Одна из девушек ушла за подробным списком.
— Я все равно не понимаю, какое отношение бытовой инцидент в нашем фонде имеет к массовому отравлению людей! — снова подала голос Мария Павловна.
— А вам этого понимать и необязательно, — строго ответил Клим. — Вам, насколько я могу понять, вообще все равно, кроме собственного драгоценного покоя.
— Ой, ну можно подумать, у вас по-другому! — презрительно заявила директриса и отвернулась, всем видом демонстрируя, что общаться с каким-то там шпионом ниже ее достоинства.

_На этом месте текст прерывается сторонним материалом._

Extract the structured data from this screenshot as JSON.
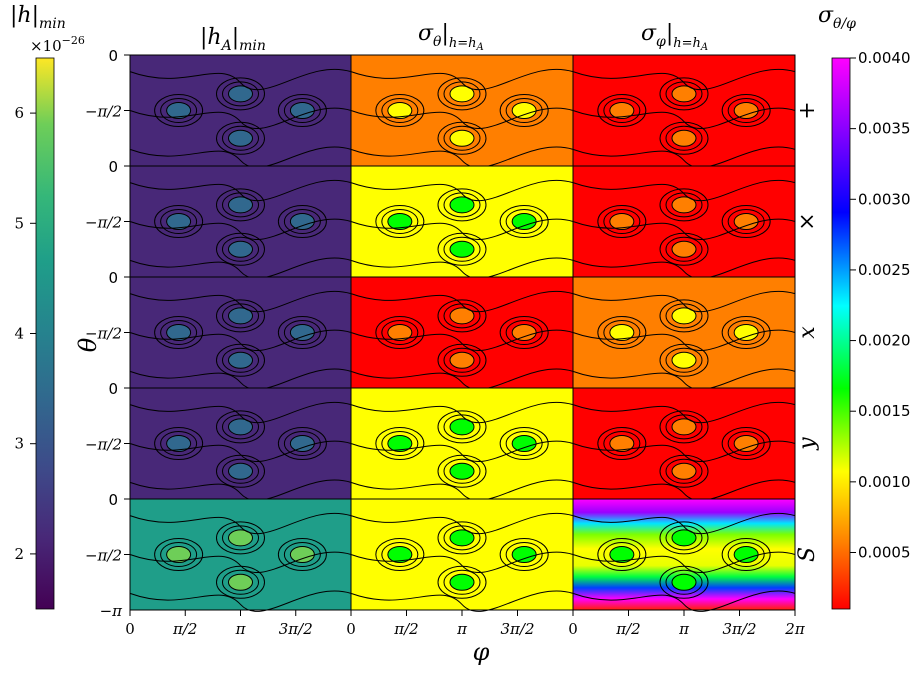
{
  "figure": {
    "left_colorbar_label": "|h|",
    "left_colorbar_label_sub": "min",
    "left_colorbar_exponent_base": "×10",
    "left_colorbar_exponent": "−26",
    "left_colorbar_ticks": [
      "2",
      "3",
      "4",
      "5",
      "6"
    ],
    "right_colorbar_label": "σ",
    "right_colorbar_label_sub": "θ/φ",
    "right_colorbar_ticks": [
      "0.0005",
      "0.0010",
      "0.0015",
      "0.0020",
      "0.0025",
      "0.0030",
      "0.0035",
      "0.0040"
    ],
    "col1_title": "|h",
    "col1_title_sub": "A",
    "col1_title_tail": "|",
    "col1_title_tail_sub": "min",
    "col2_title": "σ",
    "col2_title_sub": "θ",
    "col2_title_tail": "|",
    "col2_title_tail_sub": "h=h",
    "col2_title_tail_sub2": "A",
    "col3_title": "σ",
    "col3_title_sub": "φ",
    "col3_title_tail": "|",
    "col3_title_tail_sub": "h=h",
    "col3_title_tail_sub2": "A",
    "y_axis_label": "θ",
    "x_axis_label": "φ",
    "row_labels": [
      "+",
      "×",
      "x",
      "y",
      "S"
    ],
    "y_tick_zero": "0",
    "y_tick_half": "−π/2",
    "y_tick_bottom": "−π",
    "x_ticks": [
      "0",
      "π/2",
      "π",
      "3π/2",
      "2π"
    ]
  },
  "chart_data": {
    "type": "heatmap",
    "columns": [
      "|h_A|_min",
      "σ_θ|h=h_A",
      "σ_φ|h=h_A"
    ],
    "rows": [
      "+",
      "×",
      "x",
      "y",
      "S"
    ],
    "x_range": [
      0,
      6.2832
    ],
    "y_range": [
      -3.1416,
      0
    ],
    "xlabel": "φ",
    "ylabel": "θ",
    "left_colorbar": {
      "range": [
        1.5,
        6.5
      ],
      "scale_exponent": -26,
      "colormap": "viridis"
    },
    "right_colorbar": {
      "range": [
        0.0001,
        0.004
      ],
      "colormap": "gist_rainbow_r"
    },
    "panel_levels": [
      [
        0.12,
        0.1,
        0.12,
        0.08,
        0.65
      ],
      [
        0.55,
        0.68,
        0.05,
        0.68,
        0.78
      ],
      [
        0.08,
        0.06,
        0.52,
        0.05,
        0.95
      ]
    ]
  }
}
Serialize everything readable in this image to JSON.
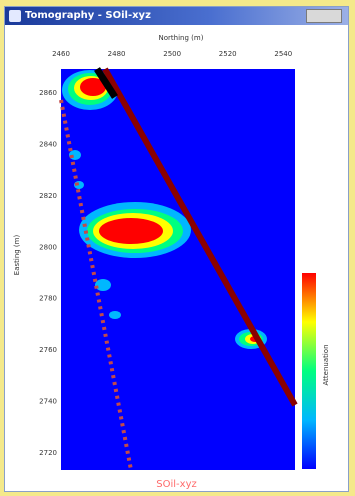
{
  "window": {
    "title": "Tomography - SOil-xyz",
    "app_icon": "tomography-app-icon"
  },
  "chart_data": {
    "type": "heatmap",
    "xlabel": "Northing (m)",
    "ylabel": "Easting (m)",
    "xlim": [
      2460,
      2550
    ],
    "ylim": [
      2520,
      2870
    ],
    "x_ticks": [
      "2460",
      "2480",
      "2500",
      "2520",
      "2540"
    ],
    "y_ticks": [
      "2860",
      "2840",
      "2820",
      "2800",
      "2780",
      "2760",
      "2740",
      "2720"
    ],
    "colorbar": {
      "label": "Attenuation",
      "min": 0,
      "max": 1,
      "colors": [
        "#0000ff",
        "#00b7ff",
        "#00ff80",
        "#ffff00",
        "#ff0000"
      ]
    },
    "background_value": 0,
    "well_paths": [
      {
        "style": "dashed",
        "color": "#c24a4a"
      },
      {
        "style": "solid",
        "color": "#6a0000"
      }
    ]
  },
  "footer": {
    "label": "SOil-xyz"
  }
}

— Межу прочим, — сказал Клим, — это ваша работа: проверить, что именно пропало, и, если среди пропавших документов есть нечто представляющее хотя бы какую-то ценность, доложить в соответствующие органы. Потому что все эти документы — наше достояние и наследие. И терять его мы не имеем никакого права. Поэтому я вас честно предупреждаю, что, когда буду составлять итоговый рапорт, в нем обязательно сообщу о вашей халатности.
Директриса шумно сглотнула. Спесь с нее, кажется, свалилась моментально. Она начала было оправдываться, говорить, что, дескать, кто же мог подумать и что, вообще, в другой ситуации она бы повела себя по-другому, но тут принесли документы, и Клим прервал ее объяснения.
— Скажите, вы мне можете показать, где что стояло из пропавшего? — спросил Клим.
— Да, конечно! — ответили девушки.
Комната еще носила на себе следы разрушения, но бумаги уже были расставлены по стендам. Правда, на полках зияли заметные просветы, но это как раз и были потери в ходе, так сказать, стихийного бедствия.
Клим начал называть документы, девушки суетились, показывая ему, где что находилось. Кроме того, они поясняли, что из этого пропало, а что погибло. Неверов отмечал, что все-таки пока речь больше шла именно о документах поврежденных и уничтоженных.